Icewind
From Barbarians of Gor
Farther north than Hulneth, where the inland lake's icy waters lapped against the shore, stood the village of Issvindr. The name, given by the village's founders, meant Icewind in the old tongue, a testament to the biting gales that howled down from the unseen vastness of the Arctic wilderness. Issvindr was a place of hardy trappers and hunters, their homes built low to the ground in the manner of Torvaldsland. Smoke would curl from the central longhouse, where the village's heartfire burned, a beacon of warmth in the depths of the long, dark winters.

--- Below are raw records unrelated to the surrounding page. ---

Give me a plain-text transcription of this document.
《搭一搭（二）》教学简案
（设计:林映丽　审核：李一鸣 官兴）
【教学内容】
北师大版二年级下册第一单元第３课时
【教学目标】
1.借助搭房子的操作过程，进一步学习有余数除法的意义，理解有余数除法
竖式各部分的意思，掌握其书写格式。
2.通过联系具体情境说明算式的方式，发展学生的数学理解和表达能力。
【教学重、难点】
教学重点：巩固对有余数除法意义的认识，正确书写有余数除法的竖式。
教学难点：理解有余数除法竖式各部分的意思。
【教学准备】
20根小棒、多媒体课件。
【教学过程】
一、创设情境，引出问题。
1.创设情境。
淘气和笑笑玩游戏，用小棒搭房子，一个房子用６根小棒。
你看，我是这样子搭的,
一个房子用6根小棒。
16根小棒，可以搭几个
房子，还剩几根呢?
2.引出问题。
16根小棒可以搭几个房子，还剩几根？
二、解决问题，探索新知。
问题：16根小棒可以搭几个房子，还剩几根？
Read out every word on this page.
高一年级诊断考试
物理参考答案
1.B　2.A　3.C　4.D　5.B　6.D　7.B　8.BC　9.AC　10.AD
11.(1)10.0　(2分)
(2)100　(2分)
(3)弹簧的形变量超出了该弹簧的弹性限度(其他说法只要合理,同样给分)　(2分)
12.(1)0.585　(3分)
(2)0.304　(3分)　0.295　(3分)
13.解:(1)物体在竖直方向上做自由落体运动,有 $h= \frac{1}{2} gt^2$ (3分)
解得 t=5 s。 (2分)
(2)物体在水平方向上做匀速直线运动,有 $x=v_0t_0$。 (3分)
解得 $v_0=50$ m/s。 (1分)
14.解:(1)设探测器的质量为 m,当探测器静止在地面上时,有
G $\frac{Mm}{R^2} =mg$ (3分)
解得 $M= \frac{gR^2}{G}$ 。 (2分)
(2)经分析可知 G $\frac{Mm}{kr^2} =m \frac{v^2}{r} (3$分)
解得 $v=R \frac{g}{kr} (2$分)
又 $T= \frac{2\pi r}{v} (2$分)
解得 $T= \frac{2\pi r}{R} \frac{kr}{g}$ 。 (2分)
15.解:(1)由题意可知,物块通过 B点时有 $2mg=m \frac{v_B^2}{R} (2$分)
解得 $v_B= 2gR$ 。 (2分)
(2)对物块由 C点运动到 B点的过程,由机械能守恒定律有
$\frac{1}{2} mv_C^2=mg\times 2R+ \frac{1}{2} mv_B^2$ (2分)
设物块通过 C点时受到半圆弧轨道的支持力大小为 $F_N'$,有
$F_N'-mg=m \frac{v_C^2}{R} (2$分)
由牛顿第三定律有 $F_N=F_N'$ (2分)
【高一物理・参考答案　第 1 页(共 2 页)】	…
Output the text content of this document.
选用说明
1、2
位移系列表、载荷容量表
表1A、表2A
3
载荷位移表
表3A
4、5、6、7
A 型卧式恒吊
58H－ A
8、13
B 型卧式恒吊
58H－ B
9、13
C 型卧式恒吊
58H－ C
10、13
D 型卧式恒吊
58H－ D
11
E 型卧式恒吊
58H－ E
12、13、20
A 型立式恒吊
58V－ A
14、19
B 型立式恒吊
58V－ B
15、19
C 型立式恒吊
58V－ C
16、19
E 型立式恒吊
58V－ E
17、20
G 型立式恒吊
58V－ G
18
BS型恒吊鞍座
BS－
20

The people of Issvindr were a breed apart, their bloodlines forged in the crucible of the far north. They moved with a quiet confidence, their eyes narrowed against the glare of the snow, their hands ever-ready to grip the hafts of their ice-tipped spears. They were ruled by the indomitable Chieftain Keld, a man whose beard was as white as the snows he called home, and whose gaze could pierce the very soul. Keld had led his people for nigh on twenty winters, his wisdom and strength unquestioned.
Issvindr's existence was a delicate dance with the unforgiving land. The villagers were masters of the hunt, their prey the great snow panthers that stalked the treeline, their fur as white as the drifts, their eyes burning green in the dark. These were beasts of legend, their strength enough to tear a man asunder. Yet, it was in hunting these fearsome creatures that the warriors of Issvindr proved their worth, returning to their village with pelts that would fetch a king's ransom in the markets of Hulneth and beyond.
Yet, even the prowess of Issvindr's hunters could not diminish the ever-present threat of their northern neighbors, the Hyperboreans. These were giants thought native to the area, a Hyborean people unseen by those of New Sardar. Their kind said to have shaped the very earth in days long past. They roamed the unseen wilderness, their footsteps causing the ice to shudder, their voices like thunder on the horizon. It was said that any man who gazed upon a Hyperborean would be forever changed, his soul imprinted with the memory of a power that dwarfed all human endeavor.
Despite the dangers, the people of Issvindr would not be swayed. For in this place of ice and wind, they had forged a life of unyielding beauty, their spirits as hard as the land that gave them birth. And as long as the heartfire of Issvindr burned, so too would the indomitable will of its people endure, a beacon of humanity against the crushing vastness of the Arctic wilderness.